XLA Interface

To boost the efficiency of the overall system, we introduce the XLA API for envpool. With this API, we can just-in-time compile the environment and agent steps together, when the agent part is implemented with Jax/Tensorflow.

The full example is at https://github.com/sail-sg/envpool/blob/main/examples/xla_step.py

Stateless functions

The main issue with jitting the environment is that the env.step(action) -> state (and similarly the recv/send) function is not a pure function, i.e. it changes the state of the underlying env. To overcome this issue, we introduce a pure functional version of step (recv/send).

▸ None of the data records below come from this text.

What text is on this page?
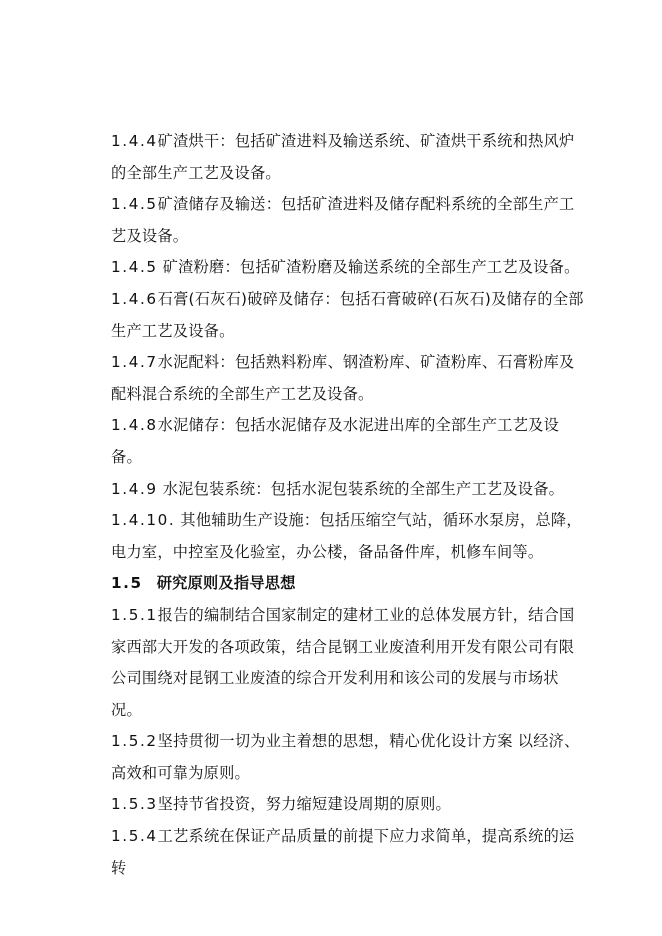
1.4.4矿渣烘干：包括矿渣进料及输送系统、矿渣烘干系统和热风炉的全部生产工艺及设备。

1.4.5矿渣储存及输送：包括矿渣进料及储存配料系统的全部生产工艺及设备。

1.4.5 矿渣粉磨：包括矿渣粉磨及输送系统的全部生产工艺及设备。

1.4.6石膏(石灰石)破碎及储存：包括石膏破碎(石灰石)及储存的全部生产工艺及设备。

1.4.7水泥配料：包括熟料粉库、钢渣粉库、矿渣粉库、石膏粉库及配料混合系统的全部生产工艺及设备。

1.4.8水泥储存：包括水泥储存及水泥进出库的全部生产工艺及设备。

1.4.9 水泥包装系统：包括水泥包装系统的全部生产工艺及设备。

1.4.10. 其他辅助生产设施：包括压缩空气站，循环水泵房，总降，电力室，中控室及化验室，办公楼，备品备件库，机修车间等。

1.5 研究原则及指导思想

1.5.1报告的编制结合国家制定的建材工业的总体发展方针，结合国家西部大开发的各项政策，结合昆钢工业废渣利用开发有限公司有限公司围绕对昆钢工业废渣的综合开发利用和该公司的发展与市场状况。

1.5.2坚持贯彻一切为业主着想的思想，精心优化设计方案 以经济、高效和可靠为原则。

1.5.3坚持节省投资，努力缩短建设周期的原则。

1.5.4工艺系统在保证产品质量的前提下应力求简单，提高系统的运转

Namely, the XLA version of step/recv/send has the follow signature:

step(envpool_handle: Handle, action: Action) -> Tuple[Handle, State]
recv(envpool_handle: Handle) -> Tuple[Handle, State]
send(envpool_handle: Handle, action: Action) -> Handle

These functions can be obtained from the envpool instance which we created from the Python API.

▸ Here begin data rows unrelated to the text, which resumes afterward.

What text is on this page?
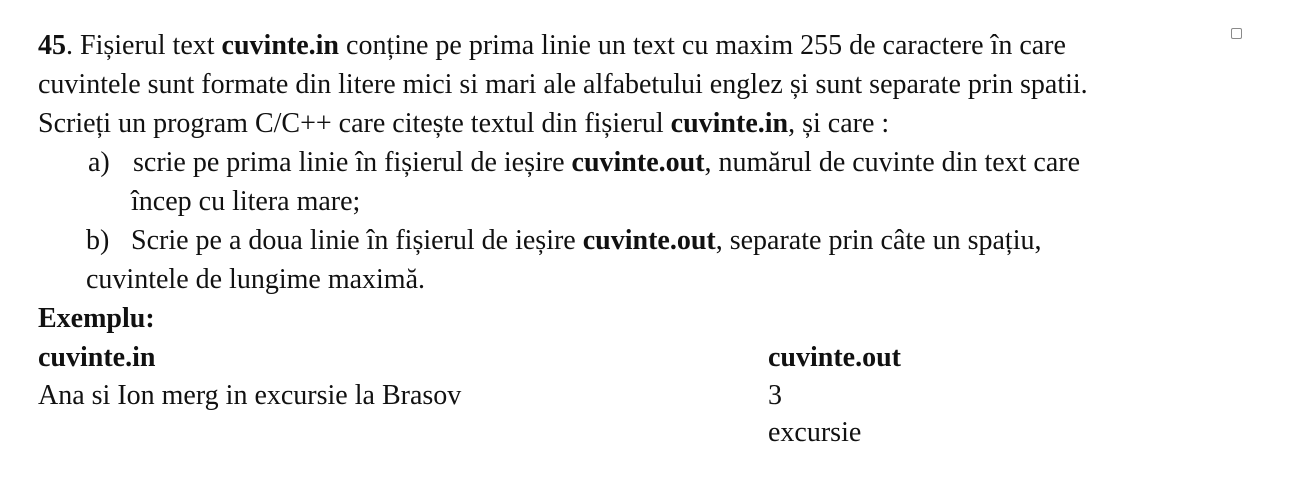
45. Fișierul text cuvinte.in conține pe prima linie un text cu maxim 255 de caractere în care
cuvintele sunt formate din litere mici si mari ale alfabetului englez și sunt separate prin spatii.
Scrieți un program C/C++ care citește textul din fișierul cuvinte.in, și care :
a) scrie pe prima linie în fișierul de ieșire cuvinte.out, numărul de cuvinte din text care
încep cu litera mare;
b) Scrie pe a doua linie în fișierul de ieșire cuvinte.out, separate prin câte un spațiu,
cuvintele de lungime maximă.
Exemplu:
cuvinte.in
Ana si Ion merg in excursie la Brasov
cuvinte.out
3
excursie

env = envpool.make(..., env_type="gym" | "dm" | "gymnasium")
handle, recv, send, step = env.xla()

Example of Actor Loop

We can now write the actor loop as:

def actor_step(iter, loop_var):
  handle0, states = loop_var
  action = policy(states)
  # for gym < 0.26
  handle1, (new_states, rew, done, info) = step(handle0, action)
  # for gym >= 0.26
  # handle1, (new_states, rew, term, trunc, info) = step(handle0, action)
  # for dm
  # handle1, new_states = step(handle0, action)
  return (handle1, new_states)

def run_actor_loop(num_steps, init_var):
  return lax.fori_loop(0, num_steps, actor_step, init_var)

states = env.reset()
run_actor_loop(100, (handle, states))

Or, with the asynchronous api:

def actor_step(iter, handle):
  handle0 = handle
  handle1, states = recv(handle0)
  action = policy(states.observation.obs)
  handle2 = send(handle0, action, states.observation.env_id)
  return handle2

def run_actor_loop(num_steps):
  return lax.fori_loop(0, num_steps, actor_step, handle)


It is also possible to overlap send and recv:

def actor_step(iter, loop_var):
  handle0, states = loop_var
  action = policy(states.observation.obs)
  handle1 = send(handle0, action, states.observation.env_id)
  handle1, new_states = recv(handle0)
  return handle1, new_states

def run_actor_loop(num_steps, init_var):
  return lax.fori_loop(0, num_steps, actor_step, init_var)

handle, states = recv(handle)
run_actor_loop(100, (handle, states))

In the above case, recv is using handle0, which means policy and recv will be overlapped in each iteration.